You have to applaud the premise behind this – to continue National Lampoon’s run of comedy vacation films from the eighties (of which, probably the ‘Christmas Vacation’ from 89 is the one most familiar to audiences now – the ‘National Lampoon’ moniker having likely been dropped from the title here as the magazine sadly bit the dust at the end of the nineties) which featured the Griswold family, with Chevy Chase and Beverly D’Angelo as the father and mother each time, as they embarked on a number of determined but disastrous family adventures. Here, Ed Helms plays the male kid of the Griswold clan Rusty, now all grown-up and married to Debbie (Christina Applegate) with a family of their own – James (Skyler Gisondo) and his younger brother Kevin (Steele Stebbins), all of whom are about to attempt a repeat of the bonding road trip to theme park extravaganza Walley World (originally a thinly veiled Disney World) that begat the film series with the first ‘National Lampoon’s Vacation’ (83).

The first and perhaps most noticeable overall difference is that Rusty seems to have shed a regular amount of intelligence quotient in the interim period from his childhood, and is barely recognisable as the same character anymore (although arguably this had already begun to happen by ‘National Lampoon’s European Vacation’ in 85).

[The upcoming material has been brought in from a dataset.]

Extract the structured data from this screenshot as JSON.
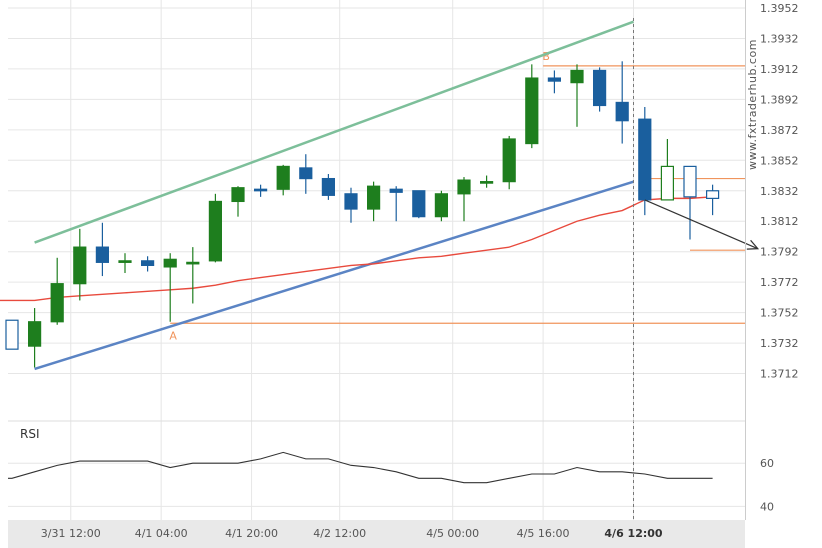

As the central character he is simply too dim to believe and indeed Helms’ portrayal isn’t all that far away from some of his other comedy roles, in the likes of ‘The Hangover’ trilogy for example, and this ungrounded feeling permeates, and detracts from, all of the jokes in the film (gone are great and indelible scenes like Clark’s first ‘break down moment’).

An effort to maintain continuity with the original has been maintained throughout, even though this wasn’t strictly necessary, and both Chase and D’Angelo appear briefly – it probably would have been a much better idea to have them as the central focus, taking both their kids and their grandchildren on holiday this time to … the Middle East perhaps? ‘National Lampoon’s Intervention Vacation’. Despite very few real laughs the family are still likeable enough and the film is by no means a complete failure, simply a big disappointment. With Leslie Mann, Chris Hemsworth and Charlie Day in support.